Porting to Python 3 - The Book Site

Migration strategies

Making a new release of software that is backwards incompatible is a high risk strategy. When people need to rewrite their software, or maintain separate versions of their source code to support both versions of a language or a framework, the risk is that they never make the transition and stay on the old version forever, or worse, that they switch to another framework.

For that reason Python versions 2.6 and 2.7 include both several forward compatibility features to enable you to write code for both Python 2 and Python 3, as well as support for migrating in the form of 2to3, a program and package that can convert code from Python 2 to Python 3. There are other techniques and strategies you can use and there are also different ways to use 2to3. Which strategy to use depends very much on what type of software you are converting.

Only supporting Python 3

The easiest case is when you only need to support one version of Python at a time. In these cases you can just convert your code to Python 3 and forget about Python 2. With this strategy you will first use the 2to3 tool to make an automatic conversion of most of the changes and then fix every problem that remains manually in the Python 3 code. You will probably also want to go through all of the converted code and clean it up, as the 2to3 conversions may not always be the most elegant solution for your case.

Separate branches for Python 2 and Python 3

If you need to continue to support Python 2, the simplest case is having a branch in your source tree with the code for Python 2 and another branch for Python 3. You will then have to make every change on the two different branches, which is a bit more work, but feasible if the code doesn’t change that often.

One problem with this strategy is that your distribution becomes complex, because you now have two distributions and you need to make sure that Python 3 users get the Python 3 version and Python 2 users get the Python 2 version of your package. Solutions for this are documented in Distributing packages.

Converting to Python 3 with 2to3

In complex cases you can support both Python 2 and Python 3 by maintaining the source code in a Python 2 version and converting it with 2to3 for Python 3 support.

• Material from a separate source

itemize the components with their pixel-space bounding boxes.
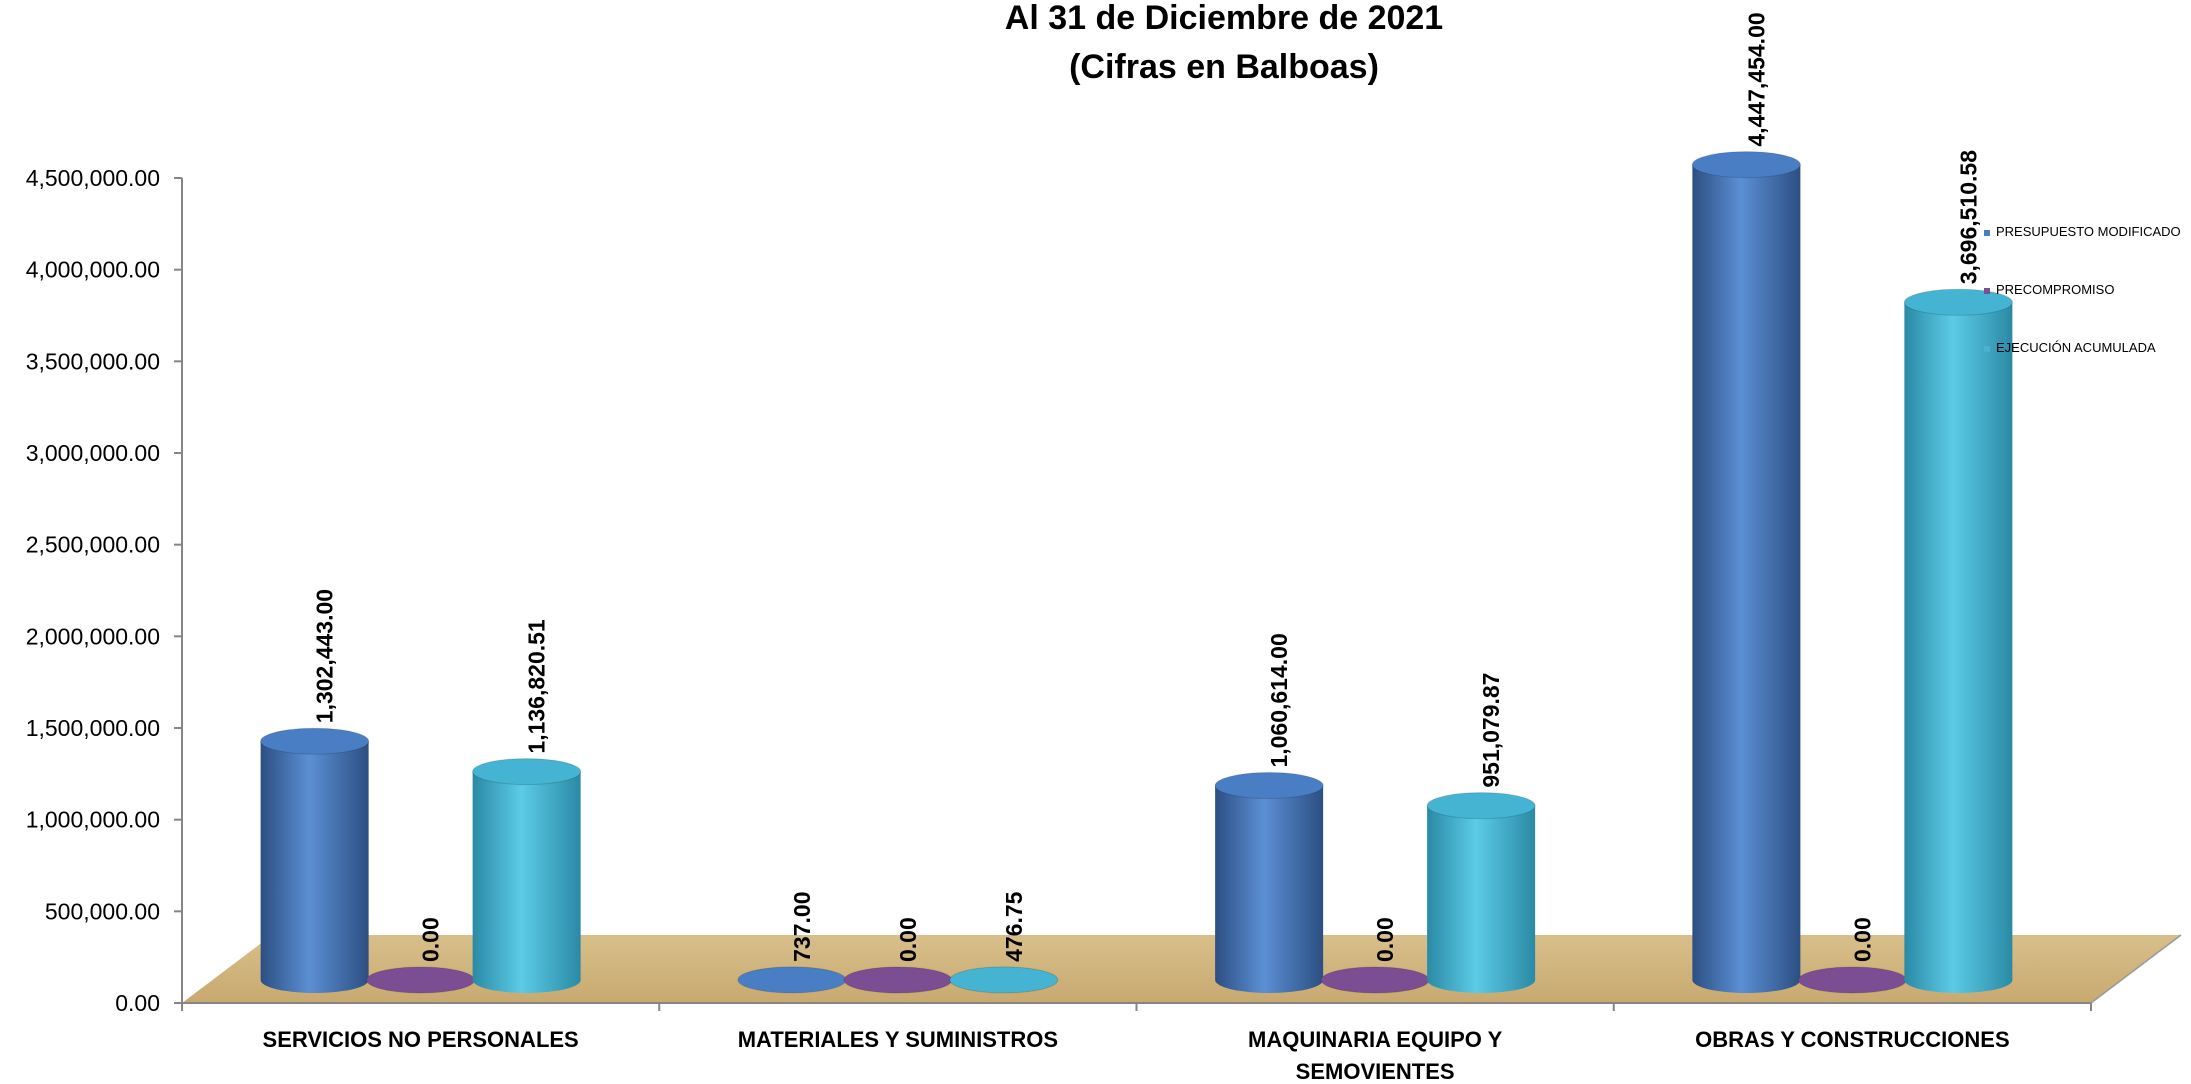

That means you will have to run 2to3 each time you have made a code change so you can test it under Python 3, but on the other hand 2to3 deals with many of the differences.

To do this you need a script that performs the 2to3 conversion, because doing all the steps manually quickly becomes really boring. Since you need to do the conversion every time you have changed something so you can run the tests under Python 3, you want to run the conversion only on the files that have been modified as the conversion can be rather slow. That means that the conversion script should compare time stamps on the files to see which ones have been modified and convert only them, which means the script can not be a trivial shell script.

You can of course write these conversion scripts yourself, but you might not need to. If you are using Distutils it has support for running 2to3 as a part of the build process. This also solves the distribution problems, as this way you can distribute only Python 2 code and 2to3 will be run on that code during install when installed on Python 3. That way you don’t have to have separate packages or even two copies of the code in your package. Distributing packages also has information on this.

However, the lazy coders approach here would be to use Distribute, as it includes some extensions to the 2to3-story.

Using Distribute to support the 2to3 conversion

Distribute[1] is a fork of Phillip J. Eby’s popular Setuptools package and provides Python 3 compatibility, as well as extensions simplifying the support of Python 2 and Python 3 from the same source. Basically what Distribute has done is to extend the principles of Distutils build_py_2to3 command and integrated 2to3 into all parts of the packaging story.

These changes will be merged back into Setuptools during 2013, but at the time of writing Setuptools doesn’t support Python 3.

With Distribute you can add a few extra parameters in the setup.py file to have 2to3 run the conversion at build time. This means you only need to have one version of the source in your version control system and you therefore only need to fix bugs once. You also need only one source release, so you only have to release the software once and there is only one package to download and install for both Python 2 and Python 3.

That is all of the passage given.